Over time, the nervous system learns that certain sensations are dangerous, even though they are part of the body’s normal stress response.

Therapeutic Approaches for Panic Disorder

Panic disorder is highly treatable. Therapy focuses on helping people change their relationship with bodily sensations, fear, and avoidance.

Cognitive Behavioural Therapy (CBT): Understanding and Interrupting the Panic Cycle

CBT helps clients understand how thoughts, physical sensations, emotions, and behaviours interact to maintain panic.

Key CBT components include:
• Identifying catastrophic thoughts about bodily sensations
• Learning how panic attacks actually work in the body
• Testing feared predictions through gradual exposure
• Reducing safety behaviours that maintain anxiety

CBT helps clients replace fear-based interpretations with more accurate and compassionate ones, restoring trust in the body.

Interoceptive Exposure: Learning That Sensations Are Safe

Interoceptive exposure is a core treatment for panic disorder. It involves intentionally bringing on feared bodily sensations in a safe, controlled way so the nervous system can learn that these sensations are uncomfortable but not dangerous.

Examples may include:
• Spinning to create dizziness
• Breathing through a straw to simulate shortness of breath
• Light exercise to increase heart rate

With repeated practice, the fear response decreases, and confidence increases. The goal is not to eliminate sensations, but to remove the fear associated with them.

Schema Therapy: Addressing Deeper Emotional Patterns

For some people, panic disorder connects to deeper schemas such as:
• Vulnerability to Harm or Illness
• Loss of Control
• Emotional Inhibition

Schema therapy helps clients understand how these patterns developed and how they influence reactions to bodily sensations and stress. Experiential techniques help update emotional memories and build a stronger sense of internal safety.

Acceptance and Commitment Therapy (ACT): Making Space for Panic While Living Fully

ACT helps people stop fighting panic and instead focus on living in alignment with their values.

ACT teaches:
• How to notice panic-related thoughts without engaging with them
• How to allow sensations to rise and fall without resistance
• How to move toward meaningful activities even when anxiety is present

As people stop avoiding panic, its intensity and impact often decrease.

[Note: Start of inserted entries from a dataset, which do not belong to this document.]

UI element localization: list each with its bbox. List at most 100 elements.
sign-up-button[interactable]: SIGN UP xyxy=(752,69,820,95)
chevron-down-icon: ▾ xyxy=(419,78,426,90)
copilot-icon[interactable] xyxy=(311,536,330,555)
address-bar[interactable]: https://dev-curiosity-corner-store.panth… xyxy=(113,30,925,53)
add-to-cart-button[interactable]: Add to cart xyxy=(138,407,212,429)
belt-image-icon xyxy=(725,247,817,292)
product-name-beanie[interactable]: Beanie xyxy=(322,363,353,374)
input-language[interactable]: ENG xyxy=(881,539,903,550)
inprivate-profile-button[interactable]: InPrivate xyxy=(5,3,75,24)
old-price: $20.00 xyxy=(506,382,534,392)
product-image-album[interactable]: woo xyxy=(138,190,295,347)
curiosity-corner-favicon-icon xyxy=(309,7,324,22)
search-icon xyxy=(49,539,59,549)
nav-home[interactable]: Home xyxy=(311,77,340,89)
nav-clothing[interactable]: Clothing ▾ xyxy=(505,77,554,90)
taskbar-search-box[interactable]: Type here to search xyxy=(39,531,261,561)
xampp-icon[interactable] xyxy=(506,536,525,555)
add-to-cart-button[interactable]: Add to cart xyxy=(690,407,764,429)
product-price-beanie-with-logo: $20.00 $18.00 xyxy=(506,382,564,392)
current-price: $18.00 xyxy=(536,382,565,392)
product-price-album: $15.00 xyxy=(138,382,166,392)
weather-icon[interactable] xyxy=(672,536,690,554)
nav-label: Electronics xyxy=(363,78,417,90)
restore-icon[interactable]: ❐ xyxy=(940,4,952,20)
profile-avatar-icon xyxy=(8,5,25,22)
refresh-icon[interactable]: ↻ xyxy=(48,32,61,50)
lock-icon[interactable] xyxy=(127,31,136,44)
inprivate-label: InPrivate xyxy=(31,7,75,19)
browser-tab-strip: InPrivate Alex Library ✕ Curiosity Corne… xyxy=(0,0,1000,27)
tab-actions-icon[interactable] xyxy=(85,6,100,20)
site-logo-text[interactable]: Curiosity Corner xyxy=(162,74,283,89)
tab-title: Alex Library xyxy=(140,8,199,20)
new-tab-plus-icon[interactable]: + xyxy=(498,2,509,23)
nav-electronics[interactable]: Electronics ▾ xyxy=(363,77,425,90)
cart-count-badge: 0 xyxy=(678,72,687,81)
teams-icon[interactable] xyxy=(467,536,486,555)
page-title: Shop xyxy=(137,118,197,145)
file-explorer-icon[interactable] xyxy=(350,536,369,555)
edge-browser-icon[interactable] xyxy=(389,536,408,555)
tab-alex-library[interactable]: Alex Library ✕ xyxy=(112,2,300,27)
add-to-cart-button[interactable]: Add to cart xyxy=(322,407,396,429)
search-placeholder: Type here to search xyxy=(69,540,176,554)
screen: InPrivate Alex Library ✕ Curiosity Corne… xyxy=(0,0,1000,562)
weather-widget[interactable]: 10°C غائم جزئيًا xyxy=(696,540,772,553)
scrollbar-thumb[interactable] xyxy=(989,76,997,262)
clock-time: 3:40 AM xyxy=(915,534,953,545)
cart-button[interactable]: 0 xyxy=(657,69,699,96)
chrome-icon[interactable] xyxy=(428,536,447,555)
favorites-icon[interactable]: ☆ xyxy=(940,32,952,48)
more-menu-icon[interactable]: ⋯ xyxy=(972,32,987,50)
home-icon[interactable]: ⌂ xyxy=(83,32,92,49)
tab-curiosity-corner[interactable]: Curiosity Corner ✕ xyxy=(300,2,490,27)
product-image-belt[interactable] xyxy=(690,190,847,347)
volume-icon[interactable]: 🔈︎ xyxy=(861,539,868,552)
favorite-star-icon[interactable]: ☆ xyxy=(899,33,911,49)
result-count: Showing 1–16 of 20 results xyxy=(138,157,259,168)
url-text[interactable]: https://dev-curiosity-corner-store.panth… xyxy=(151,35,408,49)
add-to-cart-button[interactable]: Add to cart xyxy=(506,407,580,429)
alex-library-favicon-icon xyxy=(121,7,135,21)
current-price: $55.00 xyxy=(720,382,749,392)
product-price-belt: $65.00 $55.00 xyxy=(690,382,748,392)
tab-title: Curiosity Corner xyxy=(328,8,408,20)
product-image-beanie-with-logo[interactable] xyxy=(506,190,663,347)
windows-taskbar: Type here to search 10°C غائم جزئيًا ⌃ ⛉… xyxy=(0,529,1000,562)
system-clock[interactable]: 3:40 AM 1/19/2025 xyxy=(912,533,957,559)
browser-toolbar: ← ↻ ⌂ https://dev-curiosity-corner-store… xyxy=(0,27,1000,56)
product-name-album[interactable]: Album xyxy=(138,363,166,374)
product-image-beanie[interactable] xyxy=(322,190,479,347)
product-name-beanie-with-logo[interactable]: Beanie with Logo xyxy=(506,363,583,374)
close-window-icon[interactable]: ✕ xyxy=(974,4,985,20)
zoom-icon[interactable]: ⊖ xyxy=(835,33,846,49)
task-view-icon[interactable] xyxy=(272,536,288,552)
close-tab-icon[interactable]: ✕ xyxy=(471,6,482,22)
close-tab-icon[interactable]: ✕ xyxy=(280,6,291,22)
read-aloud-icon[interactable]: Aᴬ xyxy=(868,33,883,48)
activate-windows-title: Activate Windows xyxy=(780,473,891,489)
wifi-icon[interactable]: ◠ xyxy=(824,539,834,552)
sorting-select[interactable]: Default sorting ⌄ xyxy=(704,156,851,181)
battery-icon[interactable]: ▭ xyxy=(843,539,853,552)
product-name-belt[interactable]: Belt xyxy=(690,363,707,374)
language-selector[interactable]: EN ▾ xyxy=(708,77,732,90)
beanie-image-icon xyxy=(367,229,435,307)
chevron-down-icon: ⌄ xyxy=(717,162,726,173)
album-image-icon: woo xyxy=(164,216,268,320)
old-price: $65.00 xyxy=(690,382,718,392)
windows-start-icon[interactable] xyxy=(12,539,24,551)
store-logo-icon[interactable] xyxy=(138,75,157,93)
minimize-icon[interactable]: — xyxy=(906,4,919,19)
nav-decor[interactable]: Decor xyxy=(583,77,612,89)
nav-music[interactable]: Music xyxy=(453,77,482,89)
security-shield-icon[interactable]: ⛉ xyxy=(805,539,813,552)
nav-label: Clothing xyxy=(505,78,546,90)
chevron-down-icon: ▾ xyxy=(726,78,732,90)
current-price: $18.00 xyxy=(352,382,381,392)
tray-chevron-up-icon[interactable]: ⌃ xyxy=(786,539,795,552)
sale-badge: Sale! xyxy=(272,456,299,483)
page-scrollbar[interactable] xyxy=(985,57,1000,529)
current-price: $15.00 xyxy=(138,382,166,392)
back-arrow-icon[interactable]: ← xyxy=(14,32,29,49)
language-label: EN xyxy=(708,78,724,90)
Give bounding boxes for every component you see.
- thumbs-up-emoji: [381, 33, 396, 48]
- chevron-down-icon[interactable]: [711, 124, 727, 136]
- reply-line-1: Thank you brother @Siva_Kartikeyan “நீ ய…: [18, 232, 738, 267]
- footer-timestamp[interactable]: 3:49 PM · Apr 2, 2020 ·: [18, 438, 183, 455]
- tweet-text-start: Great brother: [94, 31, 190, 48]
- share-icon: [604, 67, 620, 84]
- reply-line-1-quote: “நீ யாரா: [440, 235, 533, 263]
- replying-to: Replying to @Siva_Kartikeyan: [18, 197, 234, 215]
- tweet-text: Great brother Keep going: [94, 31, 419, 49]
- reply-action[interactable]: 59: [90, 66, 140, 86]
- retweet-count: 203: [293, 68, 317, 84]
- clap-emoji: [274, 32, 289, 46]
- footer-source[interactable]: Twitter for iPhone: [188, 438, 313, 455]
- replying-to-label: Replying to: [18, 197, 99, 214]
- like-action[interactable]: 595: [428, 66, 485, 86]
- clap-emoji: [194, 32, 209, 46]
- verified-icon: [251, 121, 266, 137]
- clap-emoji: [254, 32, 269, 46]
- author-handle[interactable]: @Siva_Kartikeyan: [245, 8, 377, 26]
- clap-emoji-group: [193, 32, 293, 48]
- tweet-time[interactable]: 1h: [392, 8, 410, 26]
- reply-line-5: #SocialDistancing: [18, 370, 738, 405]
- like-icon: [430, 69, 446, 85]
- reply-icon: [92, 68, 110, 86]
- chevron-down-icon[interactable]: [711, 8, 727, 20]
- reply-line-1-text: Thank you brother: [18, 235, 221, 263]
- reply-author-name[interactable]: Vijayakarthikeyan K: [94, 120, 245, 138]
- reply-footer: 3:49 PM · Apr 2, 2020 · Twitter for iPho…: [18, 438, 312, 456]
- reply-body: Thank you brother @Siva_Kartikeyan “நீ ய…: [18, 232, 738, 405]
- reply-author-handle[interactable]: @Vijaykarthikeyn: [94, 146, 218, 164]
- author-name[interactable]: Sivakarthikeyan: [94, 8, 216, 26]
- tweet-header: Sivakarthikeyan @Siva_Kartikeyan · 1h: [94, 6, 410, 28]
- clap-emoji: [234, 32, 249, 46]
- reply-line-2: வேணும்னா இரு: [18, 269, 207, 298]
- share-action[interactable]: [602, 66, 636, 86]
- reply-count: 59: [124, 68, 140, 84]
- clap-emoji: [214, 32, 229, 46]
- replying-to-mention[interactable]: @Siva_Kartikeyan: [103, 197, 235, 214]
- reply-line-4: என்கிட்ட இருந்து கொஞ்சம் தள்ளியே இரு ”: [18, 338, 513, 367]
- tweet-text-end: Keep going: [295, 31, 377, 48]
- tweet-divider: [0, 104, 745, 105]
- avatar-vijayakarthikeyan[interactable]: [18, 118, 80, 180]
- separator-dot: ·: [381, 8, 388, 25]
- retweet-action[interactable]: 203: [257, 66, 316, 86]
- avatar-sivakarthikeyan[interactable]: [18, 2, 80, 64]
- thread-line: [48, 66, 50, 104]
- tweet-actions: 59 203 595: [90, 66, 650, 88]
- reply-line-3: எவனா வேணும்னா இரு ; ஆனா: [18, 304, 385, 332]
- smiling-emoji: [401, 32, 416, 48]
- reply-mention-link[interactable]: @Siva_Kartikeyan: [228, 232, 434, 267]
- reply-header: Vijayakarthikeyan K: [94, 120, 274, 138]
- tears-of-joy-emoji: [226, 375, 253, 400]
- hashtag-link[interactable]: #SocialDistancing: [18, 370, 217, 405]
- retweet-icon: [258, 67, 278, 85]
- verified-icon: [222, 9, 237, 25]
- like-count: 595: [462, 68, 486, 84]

Internal Family Systems (IFS): Working With Protective Parts

IFS understands panic as arising from protective parts of the system that are trying to prevent perceived danger.

These may include:
• A vigilant part scanning for bodily threats
• An alarm part that triggers panic
• An avoidant part that restricts activity

IFS therapy helps clients relate to these parts with curiosity and compassion, and to heal underlying vulnerable parts that may hold fear, helplessness, or past overwhelm.

As internal safety increases, protective parts often no longer need to activate panic responses as intensely.

Rebuilding Trust in the Body

Recovery from panic disorder involves learning that your body is not broken or dangerous. Panic is a powerful but harmless stress response, and it can be unlearned.

With the right therapeutic support, people can regain confidence, re-enter avoided situations, and move through the world with greater freedom and trust.